According to the American Heart Association, women should consume no more than 100 calories from added sugars per day and men no more than 150. Phew, I'm doing okay. But Wilson, being the rockstar that she is, allows herself no more than a total of 6 tsp. of sugar (added plus natural) per day in order to completely clear her body of the toxic substance. As seen above, I definitely don't meet those requirements—try doubling it!—but I'm okay with that. She makes it a point in her ebook that every single body is different and therefore has different needs.
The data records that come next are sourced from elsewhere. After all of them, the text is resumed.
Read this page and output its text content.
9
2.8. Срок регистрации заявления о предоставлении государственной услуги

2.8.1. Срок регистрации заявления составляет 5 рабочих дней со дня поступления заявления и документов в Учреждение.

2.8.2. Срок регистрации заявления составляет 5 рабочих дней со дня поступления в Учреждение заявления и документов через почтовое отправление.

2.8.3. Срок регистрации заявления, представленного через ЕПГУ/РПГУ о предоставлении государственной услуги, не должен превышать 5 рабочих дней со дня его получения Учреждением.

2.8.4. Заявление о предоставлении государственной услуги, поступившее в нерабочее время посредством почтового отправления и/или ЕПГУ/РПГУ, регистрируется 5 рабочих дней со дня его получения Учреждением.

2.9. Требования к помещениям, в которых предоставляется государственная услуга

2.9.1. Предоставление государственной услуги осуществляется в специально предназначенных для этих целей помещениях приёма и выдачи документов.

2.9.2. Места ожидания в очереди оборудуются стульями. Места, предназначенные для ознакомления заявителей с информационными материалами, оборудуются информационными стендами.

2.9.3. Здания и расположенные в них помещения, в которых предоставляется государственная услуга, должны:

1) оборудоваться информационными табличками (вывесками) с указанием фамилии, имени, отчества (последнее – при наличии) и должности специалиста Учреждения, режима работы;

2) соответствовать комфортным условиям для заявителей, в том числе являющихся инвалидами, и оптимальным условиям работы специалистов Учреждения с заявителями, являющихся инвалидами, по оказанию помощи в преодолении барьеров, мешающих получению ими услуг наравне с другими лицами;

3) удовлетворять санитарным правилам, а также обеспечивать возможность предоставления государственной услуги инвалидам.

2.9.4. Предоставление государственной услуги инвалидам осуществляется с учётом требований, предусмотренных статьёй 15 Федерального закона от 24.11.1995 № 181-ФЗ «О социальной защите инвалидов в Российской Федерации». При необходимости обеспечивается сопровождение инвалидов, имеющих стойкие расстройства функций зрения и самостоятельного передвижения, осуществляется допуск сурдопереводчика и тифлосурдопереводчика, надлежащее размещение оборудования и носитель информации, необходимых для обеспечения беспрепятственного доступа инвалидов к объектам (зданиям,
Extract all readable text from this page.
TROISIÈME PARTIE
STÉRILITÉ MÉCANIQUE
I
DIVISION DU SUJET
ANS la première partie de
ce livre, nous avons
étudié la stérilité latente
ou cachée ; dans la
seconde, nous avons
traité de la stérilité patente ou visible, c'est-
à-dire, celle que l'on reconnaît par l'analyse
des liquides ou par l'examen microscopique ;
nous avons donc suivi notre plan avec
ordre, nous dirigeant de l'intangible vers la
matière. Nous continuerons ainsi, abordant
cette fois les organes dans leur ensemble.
In conclusion, some (very strong-willed) people are able to completely wipe sugar out of their diets... I'm talking fruit, dairy, everything. And that's amazing! But as for me, well, I'm not so extreme. Right now, I'm choosing to concentrate more on those pesky added sugars: I've learned that chocolate peanut butter (7g per 2 tbsp.) is my weakness when I'm in the mood for a snack, but I'm going to eventually wean myself off of the stuff. (It would be a shame to waste the half a jar that's left, don't you think?) However, now that I have a better idea of the amount of sugar in the everyday foods that I eat, I can better decide what to keep around and what to replace with something smarter. After all, this is a learning experience.